Denounce the flaws of the system, to better fill them

The purchase of Twitter is undoubtedly a nice political move. Does Musk have secret ambitions in this area? It’s unlikely. Born in South Africa, he cannot claim the American presidency. His political line is, moreover, shifting. In April 2022, the entrepreneur published a diagram of his positioning, moving to the center left in 2008, at the start of the Obama era, then drifting to the center right, as the poles of right and left shifted. moved away, including since Trump’s election in 2016. After his recent support for Ron DeSantis, he immediately added that he was “open to the idea of ​​​​revoting Democratic one day”. Understand who can…

More than the choice of a camp, it is his installation in California which first proved to be decisive in his career. “Intellectually, Musk owes a lot to Silicon Valley first of all”, underlines the sociologist Olivier Alexandre, research fellow at the CNRS and author of The Tech. When Silicon Valley remakes the world (Threshold). “He found himself in the right place, at the right time: in the mid-1990s at Stanford University, in the heart of this region, just before the democratization of the Internet. He earned his first fortune in software with this idea that this technology would be a revolution. He is therefore far from being the only one in this case.” This Californian gimmick – the star entrepreneur with big ambitions – then prevails over the rest.

His meeting with Peter Thiel, at the turn of the year 2000, completed his ideological construction. In addition to founding with him PayPal, which takes him to the upper echelons of this tech elite in full construction, Musk embraces with the latter the libertarian principles of the philosopher Ayn Rand. “A kind of right-wing anarchism, extreme social liberalism and economic opportunism”, deciphers Olivier Alexandre. This conception of the world is today pushed to the extreme with Twitter, where it defends an expression without limits (except for those who criticize it).

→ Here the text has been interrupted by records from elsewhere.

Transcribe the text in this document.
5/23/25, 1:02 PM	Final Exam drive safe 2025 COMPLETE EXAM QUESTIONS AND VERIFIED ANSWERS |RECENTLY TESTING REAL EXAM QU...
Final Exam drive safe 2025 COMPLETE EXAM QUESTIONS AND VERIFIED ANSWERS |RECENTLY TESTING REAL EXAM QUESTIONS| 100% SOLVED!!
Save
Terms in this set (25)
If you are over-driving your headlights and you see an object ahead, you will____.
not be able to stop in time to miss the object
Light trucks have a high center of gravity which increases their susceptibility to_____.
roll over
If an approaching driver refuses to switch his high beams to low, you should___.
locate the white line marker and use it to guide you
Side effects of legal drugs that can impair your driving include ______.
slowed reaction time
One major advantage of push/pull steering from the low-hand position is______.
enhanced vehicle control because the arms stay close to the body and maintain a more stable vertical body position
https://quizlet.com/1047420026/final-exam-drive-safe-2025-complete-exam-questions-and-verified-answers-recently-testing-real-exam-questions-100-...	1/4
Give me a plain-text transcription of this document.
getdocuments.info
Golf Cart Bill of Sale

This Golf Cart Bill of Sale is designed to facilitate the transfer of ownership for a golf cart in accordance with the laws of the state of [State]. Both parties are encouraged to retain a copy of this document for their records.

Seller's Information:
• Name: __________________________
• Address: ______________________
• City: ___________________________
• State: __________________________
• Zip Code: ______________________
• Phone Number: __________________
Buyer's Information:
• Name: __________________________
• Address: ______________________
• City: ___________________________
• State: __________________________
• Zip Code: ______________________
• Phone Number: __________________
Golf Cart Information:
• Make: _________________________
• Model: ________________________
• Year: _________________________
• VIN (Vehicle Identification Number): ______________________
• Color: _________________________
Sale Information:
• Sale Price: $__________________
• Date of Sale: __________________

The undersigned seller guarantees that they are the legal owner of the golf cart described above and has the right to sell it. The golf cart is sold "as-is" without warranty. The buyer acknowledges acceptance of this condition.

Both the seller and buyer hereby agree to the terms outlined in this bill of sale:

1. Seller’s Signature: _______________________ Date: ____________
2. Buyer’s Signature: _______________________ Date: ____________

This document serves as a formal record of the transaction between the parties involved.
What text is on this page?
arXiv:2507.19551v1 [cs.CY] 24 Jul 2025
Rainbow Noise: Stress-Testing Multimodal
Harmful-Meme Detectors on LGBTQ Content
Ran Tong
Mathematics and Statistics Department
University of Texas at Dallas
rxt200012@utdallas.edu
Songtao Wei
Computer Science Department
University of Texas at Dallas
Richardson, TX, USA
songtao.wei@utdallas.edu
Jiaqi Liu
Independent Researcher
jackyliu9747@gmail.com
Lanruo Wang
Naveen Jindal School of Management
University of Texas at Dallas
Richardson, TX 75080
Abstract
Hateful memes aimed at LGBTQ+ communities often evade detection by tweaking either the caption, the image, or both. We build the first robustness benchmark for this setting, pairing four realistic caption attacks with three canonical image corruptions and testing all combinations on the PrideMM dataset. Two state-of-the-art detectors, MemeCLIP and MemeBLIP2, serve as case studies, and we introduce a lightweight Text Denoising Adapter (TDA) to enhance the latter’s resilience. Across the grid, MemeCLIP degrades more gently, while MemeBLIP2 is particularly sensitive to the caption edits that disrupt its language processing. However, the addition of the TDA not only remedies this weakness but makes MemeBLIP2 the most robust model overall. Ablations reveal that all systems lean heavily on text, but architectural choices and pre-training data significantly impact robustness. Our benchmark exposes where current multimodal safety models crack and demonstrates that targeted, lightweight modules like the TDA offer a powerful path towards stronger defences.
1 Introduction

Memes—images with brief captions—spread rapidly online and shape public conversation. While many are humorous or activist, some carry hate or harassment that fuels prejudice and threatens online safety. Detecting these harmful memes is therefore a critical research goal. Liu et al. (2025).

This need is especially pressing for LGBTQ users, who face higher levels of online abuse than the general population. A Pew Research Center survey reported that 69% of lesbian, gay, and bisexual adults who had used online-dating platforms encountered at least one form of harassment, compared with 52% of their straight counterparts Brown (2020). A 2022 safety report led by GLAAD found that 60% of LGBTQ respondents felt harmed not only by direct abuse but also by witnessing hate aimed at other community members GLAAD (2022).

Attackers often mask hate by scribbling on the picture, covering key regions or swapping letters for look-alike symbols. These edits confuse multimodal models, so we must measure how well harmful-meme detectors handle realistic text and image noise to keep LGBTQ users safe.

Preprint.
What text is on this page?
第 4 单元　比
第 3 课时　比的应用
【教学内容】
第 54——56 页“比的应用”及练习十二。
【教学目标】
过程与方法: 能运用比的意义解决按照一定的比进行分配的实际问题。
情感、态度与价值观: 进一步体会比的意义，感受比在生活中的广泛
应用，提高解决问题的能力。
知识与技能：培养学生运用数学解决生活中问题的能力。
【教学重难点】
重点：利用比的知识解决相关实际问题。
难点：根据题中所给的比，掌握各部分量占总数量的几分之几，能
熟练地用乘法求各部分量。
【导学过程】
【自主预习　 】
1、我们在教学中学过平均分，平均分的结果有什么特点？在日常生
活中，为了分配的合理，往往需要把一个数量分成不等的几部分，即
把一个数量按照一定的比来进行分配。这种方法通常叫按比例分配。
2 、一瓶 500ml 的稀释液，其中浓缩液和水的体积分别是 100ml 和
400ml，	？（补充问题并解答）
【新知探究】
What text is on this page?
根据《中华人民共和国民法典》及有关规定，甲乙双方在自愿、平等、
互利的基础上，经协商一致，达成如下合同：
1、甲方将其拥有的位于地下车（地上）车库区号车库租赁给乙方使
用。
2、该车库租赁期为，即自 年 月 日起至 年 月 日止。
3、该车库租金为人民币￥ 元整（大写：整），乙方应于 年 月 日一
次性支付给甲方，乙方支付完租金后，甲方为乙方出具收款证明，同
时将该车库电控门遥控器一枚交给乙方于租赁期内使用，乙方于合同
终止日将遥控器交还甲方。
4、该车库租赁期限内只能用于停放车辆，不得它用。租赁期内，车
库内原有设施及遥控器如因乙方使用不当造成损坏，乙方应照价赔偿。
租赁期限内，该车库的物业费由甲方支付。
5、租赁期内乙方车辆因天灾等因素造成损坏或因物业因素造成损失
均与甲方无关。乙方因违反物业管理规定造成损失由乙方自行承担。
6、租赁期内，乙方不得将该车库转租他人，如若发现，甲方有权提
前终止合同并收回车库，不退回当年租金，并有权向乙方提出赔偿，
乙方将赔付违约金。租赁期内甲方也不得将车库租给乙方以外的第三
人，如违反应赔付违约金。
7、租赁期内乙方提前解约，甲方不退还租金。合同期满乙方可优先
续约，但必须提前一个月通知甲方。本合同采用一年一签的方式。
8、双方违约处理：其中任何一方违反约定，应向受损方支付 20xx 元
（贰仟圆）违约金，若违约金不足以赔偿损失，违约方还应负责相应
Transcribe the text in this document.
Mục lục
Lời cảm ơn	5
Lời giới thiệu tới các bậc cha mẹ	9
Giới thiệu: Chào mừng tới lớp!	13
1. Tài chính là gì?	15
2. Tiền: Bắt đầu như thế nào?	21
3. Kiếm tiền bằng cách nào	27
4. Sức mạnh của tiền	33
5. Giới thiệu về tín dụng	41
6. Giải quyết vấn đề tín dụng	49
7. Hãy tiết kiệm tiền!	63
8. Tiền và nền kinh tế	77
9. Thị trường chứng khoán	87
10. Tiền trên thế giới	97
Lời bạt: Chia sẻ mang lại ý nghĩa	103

“What drives Elon Musk above all is to constantly point out the flaws in the system”, deciphers Asma Mhalla, teacher at Sciences Po and specialist in Big Tech. And, if possible, through its various businesses, to fill them. “It fills a generalized political vacuum on the question of the future. It gives a horizon, a purpose, an objective”, analyzes the expert, in particular on the question of the survival of humanity with SpaceX. On the fight against global warming with Tesla. And according to him, on the future of democracy, with Twitter. At the risk, however, of threatening its own business, in particular Tesla, by its divisive positions.

Risk to business

“The more Elon Musk becomes political on Twitter, the harder it will be for him to sell electric cars to a broad audience,” Wedbush Securities analyst Daniel Ives wrote in a note in January. After the enthusiasm of the beginnings, the arrival of Musk at the head of the network has seriously cooled some of the advertisers and users. The latter are worried to see his maximalist vision of freedom of expression making the bed of hate speech, while 90% of the employees have been dismissed.

The new account certification system does nothing to reassure them: the identity of the tweeter is not checked, all you have to do is pay to benefit from the “Verified” badge. A boon for trolls and other propagators of intox, or simple strangers who can now dream of prescribers, thanks to the gain in visibility granted by the sticker. “Before Musk’s arrival, Twitter was the most advanced social network on collaboration with researchers, data sharing, in order to set up effective moderation devices, safeguard healthy discussion spaces… He broke everything “, regrets Nikos Smyrnaios, researcher in information and communication sciences at the University of Toulouse. At a time when the former founder of Twitter, Jack Dorsey, is launching Bluesky, a new platform very inspired by the blue bird, Elon Musk’s success in social networks is therefore more uncertain. Winning hearts and souls is far more complex than sending humans to Mars.